小何將幾個人送到駐地,
連口氣都沒來得及喘就趕著開車返回市裡。
張依一身上沾了血渾身不舒服,
和餘小容道了別,就匆匆趕回家了。
一到家,
葛銀玲去忙著給她燒上了熱水,
趁著燒水的空,又打了一盆清水,拿了香胰子,讓她先洗手洗臉。
張依一機械地洗了手,
搬個小板凳坐在院子裡發呆。今天發生的事,
實在是驚心動魄,
到現在她還沒能從震驚中緩過來。
“翠翠,
水燒好了,
你去洗澡吧,晚上想吃啥菜,
玲子姐給你做。”葛銀玲見張依一盯著小菜園看,以為她想吃。
“我去洗澡了,謝謝玲子姐,我想吃菠菜卷子。”張依一看著蔥綠的菠菜,忽然就有了食慾。
葛銀玲是春天搬進家屬院的,搬進來以後,就和其他住戶一樣,
在院子裡收拾出一個小菜園。菜園裡現在有青菜、菠菜、蘿蔔和白菜。
“好,
一會就給你做!”
“玲子姐真好!”張依一衝葛銀玲笑了笑,
拿著乾淨衣服去了衛生間。
葛銀玲望著張依一纖細的背影,
眼中又是佩服又是心疼,心裡更是充滿了感激。要不是翠翠,毛娃說不定就得有個好歹。到那時,她該怎麼面對餘小容?
“唉!”葛銀玲輕輕嘆了一口氣,這麼好的一個姑娘,怎麼就沒個好命?這些男人都是眼瞎了嗎,放著這麼能幹,這麼心善的姑娘不要,非要找那些嬌滴滴、假模假式的女人。
葛銀玲在心裡把那些眼瞎的男人和毀了人家庭的女人大罵了一通,便去菜園裡摘菜了。翠翠說的對,日子是自個的,自個過得越好,越是打那些惡人的臉。

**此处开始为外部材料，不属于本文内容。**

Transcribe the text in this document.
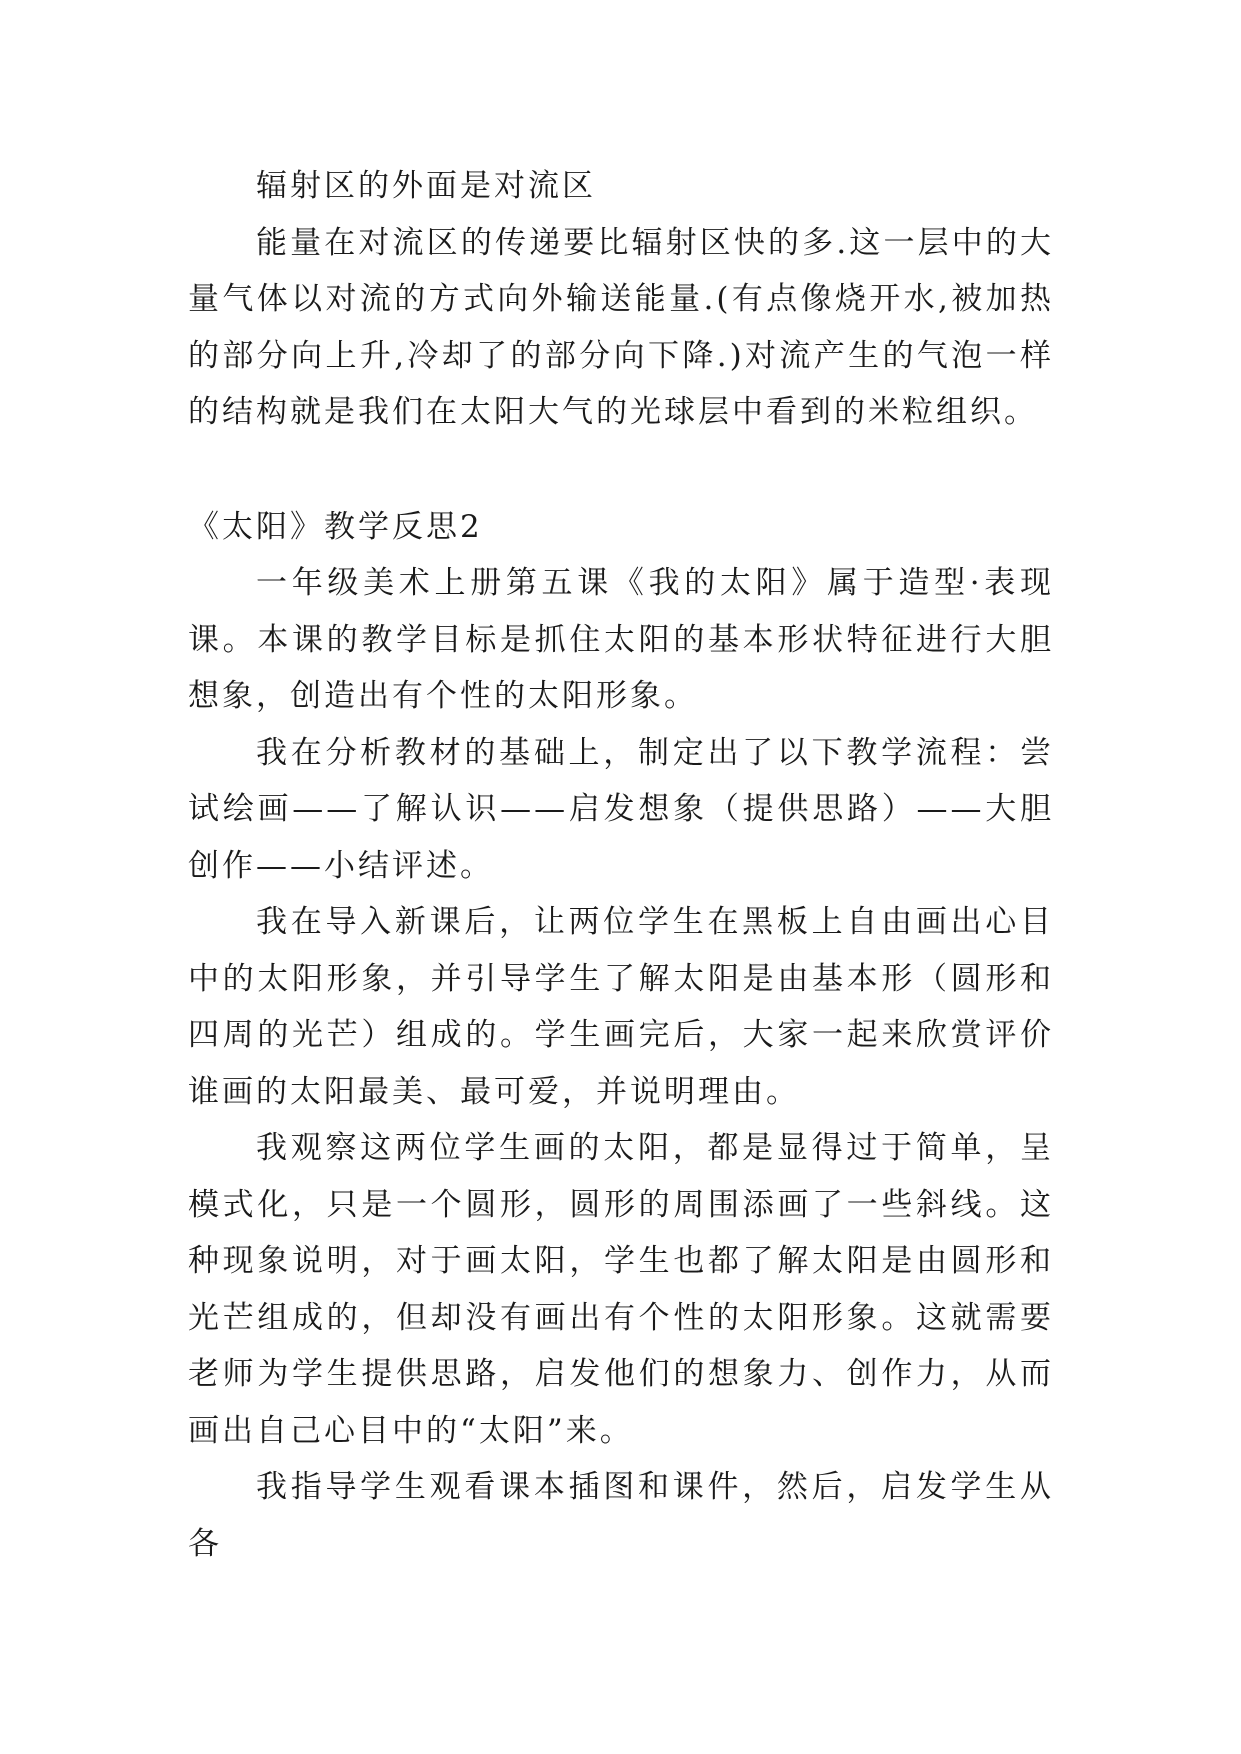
辐射区的外面是对流区

能量在对流区的传递要比辐射区快的多.这一层中的大量气体以对流的方式向外输送能量.(有点像烧开水,被加热的部分向上升,冷却了的部分向下降.)对流产生的气泡一样的结构就是我们在太阳大气的光球层中看到的米粒组织。

《太阳》教学反思2

一年级美术上册第五课《我的太阳》属于造型·表现课。本课的教学目标是抓住太阳的基本形状特征进行大胆想象，创造出有个性的太阳形象。

我在分析教材的基础上，制定出了以下教学流程：尝试绘画——了解认识——启发想象（提供思路）——大胆创作——小结评述。

我在导入新课后，让两位学生在黑板上自由画出心目中的太阳形象，并引导学生了解太阳是由基本形（圆形和四周的光芒）组成的。学生画完后，大家一起来欣赏评价谁画的太阳最美、最可爱，并说明理由。

我观察这两位学生画的太阳，都是显得过于简单，呈模式化，只是一个圆形，圆形的周围添画了一些斜线。这种现象说明，对于画太阳，学生也都了解太阳是由圆形和光芒组成的，但却没有画出有个性的太阳形象。这就需要老师为学生提供思路，启发他们的想象力、创作力，从而画出自己心目中的“太阳”来。

我指导学生观看课本插图和课件，然后，启发学生从各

衛生間裡面,張依一用香波洗了三遍頭髮,身上用香胰子打了兩遍,水箱的熱水都用完了,最後出來的都是涼水,這才算完。
換上了乾淨的衣服,渾身都輕鬆了。
張依一把換下來的髒衣服放在了盆裡,又把沾了血的襯衣和褲子用清水泡上,這才去了廚房。
她目不轉睛地看著葛銀玲和麵,葛銀玲圍著圍裙,動作麻利地和好面,手上和盆上都乾乾淨淨。
葛銀玲見張依一盯著自己的手看,笑著說道:“和麵講究三光,手光、面光和盆光。”
“那個男人眼瞎了,玲子姐又溫柔又漂亮,還會做飯,他離開你是他的損失!”張依一想起那天見到渣男和賤女的情景,到現在都覺得噁心。
葛銀玲苦笑一聲:“再好有啥用,又不能生孩子!”
“你檢查了沒有,真的是你不能生嗎?”張依一蹙眉問。
她是學醫的,知道患不育症的男女比例差不多,很多男人大男子主義思想作祟,始終不願意面對現實。尤其是以前,男人自以為自己是天,查都不查就認為是女人的問題。
葛銀玲臉色黯淡下來,但她很快又釋然了,淡笑道:“不用查也是我,陳鐵軍不都快當爹了嗎?他這個人我還是知道的,不是一個亂搞的人,他就是想生兒子。”
“玲子姐,你還是…..阿…嚏!”張依一還沒說完,就打了個響亮的噴嚏。
“翠翠,你是不是受涼了?,是洗澡水不夠熱嗎?”葛銀玲關切地問。
“我洗好頭髮,身上的胰子沫還沒衝,就沒熱水了,我就用涼水衝了一下,阿…嚏!”張依一又打了個噴嚏。
“你是傻了嗎,你喊我一聲啊,暖壺裡有熱水,我給你送點熱水進去。這都快中秋了,你還衝涼水,你不要命了!”葛銀玲連聲責備道:“等吃了飯,我給你煮點薑湯,發發汗。”
“好姐姐,我身體好著呢,聽你的,飯後喝薑茶。”張依一雖然不以為意,卻不想辜負了葛銀玲的好意,嬉笑著答應了。
張依一被葛銀玲推出了廚房,一個人坐在院子裡,呆呆地看著院門的方向想心事。所有幹部小院,都是統一的佈局,低矮的木柵欄,木質的院門,可以看到院外。
正在放空狀態的張依一,忽然發現柵欄門處閃出一個人來。她看了看,竟是一個面生的女人,年齡三十出頭,一身灰撲撲的衣褲,梳著一個鄉下女人長梳的婦人髻。
張依一站起身,迎了上去:“大姐,你找誰啊?”
“我找銀玲妹子!”女人神情有些沮喪。